Sema returned from that trip, and made the same arrangement with Li-am as before, that she took just the coins he had in his hand when her unloading was finished, coins for about half the wood, she thought, and he took the rest and paid Quen Tosal from his share. Sema had thought about that quite carefully, while she gathered wood, and it seemed better to her that Li-am paid Quen Tosal, rather than she did. It seemed less likely they would trick one another than trick her, she had decided, and especially, less likely Quen Tosal would be cheated by Li-am if Li-am was dishonest. It seemed better to make the two more powerful people argue with each other about their shares of coins, rather than let them simply demand more from Sema. Sema had been quite proud of that idea.

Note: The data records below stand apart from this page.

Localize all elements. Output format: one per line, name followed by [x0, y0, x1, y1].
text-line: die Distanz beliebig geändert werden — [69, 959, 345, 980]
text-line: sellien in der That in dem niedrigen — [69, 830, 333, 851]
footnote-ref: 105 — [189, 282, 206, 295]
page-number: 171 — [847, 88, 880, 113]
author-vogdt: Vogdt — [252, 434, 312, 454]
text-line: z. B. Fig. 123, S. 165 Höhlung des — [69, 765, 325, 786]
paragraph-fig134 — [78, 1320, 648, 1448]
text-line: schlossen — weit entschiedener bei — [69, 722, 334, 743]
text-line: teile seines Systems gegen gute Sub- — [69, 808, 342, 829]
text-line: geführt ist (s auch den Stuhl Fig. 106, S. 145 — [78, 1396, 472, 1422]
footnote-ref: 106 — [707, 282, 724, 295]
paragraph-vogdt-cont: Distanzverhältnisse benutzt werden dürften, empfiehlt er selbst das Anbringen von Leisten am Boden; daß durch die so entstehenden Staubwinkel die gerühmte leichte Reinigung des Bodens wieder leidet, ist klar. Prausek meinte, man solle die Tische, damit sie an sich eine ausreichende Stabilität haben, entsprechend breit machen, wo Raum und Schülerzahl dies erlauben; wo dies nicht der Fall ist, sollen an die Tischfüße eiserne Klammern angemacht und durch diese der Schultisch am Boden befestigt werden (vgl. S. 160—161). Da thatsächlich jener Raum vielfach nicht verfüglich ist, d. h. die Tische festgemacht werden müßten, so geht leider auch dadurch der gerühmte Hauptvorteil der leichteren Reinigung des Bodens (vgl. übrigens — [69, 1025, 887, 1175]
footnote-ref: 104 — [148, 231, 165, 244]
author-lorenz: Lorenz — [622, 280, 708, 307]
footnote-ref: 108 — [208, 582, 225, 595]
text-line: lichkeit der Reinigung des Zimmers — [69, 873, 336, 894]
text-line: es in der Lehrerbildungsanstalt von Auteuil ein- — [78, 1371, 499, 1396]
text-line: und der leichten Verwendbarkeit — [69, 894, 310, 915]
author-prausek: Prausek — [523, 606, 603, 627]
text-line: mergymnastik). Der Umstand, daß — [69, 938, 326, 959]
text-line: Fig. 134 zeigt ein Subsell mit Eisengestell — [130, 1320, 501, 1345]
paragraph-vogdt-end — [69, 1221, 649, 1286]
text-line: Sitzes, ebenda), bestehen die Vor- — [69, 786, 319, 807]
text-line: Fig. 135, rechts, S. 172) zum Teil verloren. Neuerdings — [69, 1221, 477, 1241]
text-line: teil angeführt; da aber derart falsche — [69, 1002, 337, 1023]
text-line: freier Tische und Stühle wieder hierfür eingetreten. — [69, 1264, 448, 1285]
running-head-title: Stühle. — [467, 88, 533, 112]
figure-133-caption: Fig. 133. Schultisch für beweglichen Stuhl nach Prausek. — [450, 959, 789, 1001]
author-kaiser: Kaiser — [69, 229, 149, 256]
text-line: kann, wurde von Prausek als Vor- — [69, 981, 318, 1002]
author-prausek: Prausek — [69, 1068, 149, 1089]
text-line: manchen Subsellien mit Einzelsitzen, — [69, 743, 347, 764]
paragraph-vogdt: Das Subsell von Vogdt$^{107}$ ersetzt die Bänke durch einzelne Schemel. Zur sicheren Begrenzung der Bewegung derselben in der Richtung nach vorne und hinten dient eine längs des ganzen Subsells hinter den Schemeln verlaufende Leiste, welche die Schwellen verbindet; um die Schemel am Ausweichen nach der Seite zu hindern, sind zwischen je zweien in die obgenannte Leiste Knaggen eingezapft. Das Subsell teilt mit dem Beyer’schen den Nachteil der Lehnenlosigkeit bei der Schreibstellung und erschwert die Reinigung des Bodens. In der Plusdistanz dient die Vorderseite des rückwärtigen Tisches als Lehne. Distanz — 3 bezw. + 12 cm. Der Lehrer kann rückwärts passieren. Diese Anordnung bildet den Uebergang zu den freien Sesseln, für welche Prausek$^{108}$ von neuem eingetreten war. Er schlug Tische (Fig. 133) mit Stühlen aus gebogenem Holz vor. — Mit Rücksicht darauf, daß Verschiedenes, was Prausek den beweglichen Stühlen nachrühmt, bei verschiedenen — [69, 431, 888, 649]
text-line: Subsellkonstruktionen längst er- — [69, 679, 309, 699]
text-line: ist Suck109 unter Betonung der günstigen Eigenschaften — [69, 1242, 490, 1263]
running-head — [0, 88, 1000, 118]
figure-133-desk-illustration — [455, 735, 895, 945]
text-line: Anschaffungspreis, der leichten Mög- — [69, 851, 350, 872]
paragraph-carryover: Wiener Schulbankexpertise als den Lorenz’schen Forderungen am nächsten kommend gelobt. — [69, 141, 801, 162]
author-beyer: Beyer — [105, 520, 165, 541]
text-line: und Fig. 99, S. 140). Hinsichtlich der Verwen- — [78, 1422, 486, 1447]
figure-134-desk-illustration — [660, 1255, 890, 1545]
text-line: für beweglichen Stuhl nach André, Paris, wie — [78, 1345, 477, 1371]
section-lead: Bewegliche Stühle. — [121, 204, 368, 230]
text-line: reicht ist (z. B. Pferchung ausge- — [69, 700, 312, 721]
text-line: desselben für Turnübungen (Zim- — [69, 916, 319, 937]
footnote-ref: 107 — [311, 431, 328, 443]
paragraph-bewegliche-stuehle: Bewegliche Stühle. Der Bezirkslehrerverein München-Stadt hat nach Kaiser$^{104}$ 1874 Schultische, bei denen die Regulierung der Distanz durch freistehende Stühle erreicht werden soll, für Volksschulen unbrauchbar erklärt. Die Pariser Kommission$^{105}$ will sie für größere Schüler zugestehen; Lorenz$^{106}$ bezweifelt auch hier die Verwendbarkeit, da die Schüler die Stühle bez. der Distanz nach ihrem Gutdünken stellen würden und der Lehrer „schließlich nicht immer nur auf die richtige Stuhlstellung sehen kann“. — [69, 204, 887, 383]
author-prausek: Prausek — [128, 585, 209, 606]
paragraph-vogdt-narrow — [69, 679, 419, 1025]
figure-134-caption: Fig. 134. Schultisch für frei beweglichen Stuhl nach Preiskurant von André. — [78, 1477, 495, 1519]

Sema made four more trips, and everything seemed to be going well. She gathered more sticks. She earned a few more coins. After the second trip, she bought an axe of her own, and after the third she bought several large cargo nets from warehouses along the docks, and used them to carry more sticks back from the island. In Anew-Hame, people were actually still buying Sema’s firewood, too, and both Li-am and Quen Tosal seemed happy with their shares of coins. Sema was getting a little more money than she spending with each trip, and she was actually eating as well, which seemed like the most important thing.

Everything seemed to be going well until, on the fifth trip, on the way back to the firewood island, Sema heard worried voices up on the ship’s deck. She looked up, puzzled, and saw the sky ahead of them was stained with smoke, thick dark smoke just hanging in the air.

Sema didn’t understand. She stood up, and tried to see past the ship, but couldn’t very easily.

The smoke was heavy, blowing slowly, not the same kind of smoke as filled the sky near Anew-Hame. It was a richer smoke, a smoke like something more than firewood was being burned.

It was smoke that reminded Sema of the day the pirates had burned her home, and the smoke which had come from the houses then.

Sema was afraid, and it seemed the woodcutters were too. They pulled Sema’s boat close to their ship, so she could climb up onto their deck. She climbed up, and then they all stood there, and looked, and wondered what it meant.

The approached the island, perhaps foolishly, until they could see the entire island and all the trees on it had been burned. There was nothing left but soot and ash, blowing slowly in the wind.

Something terrible had been done to their island, something wasteful and pointless and wrong. They stood there on the ship’s deck, watching the ash blow into the sky, watching smoke drift, tasting soot, and wondering who had done this thing.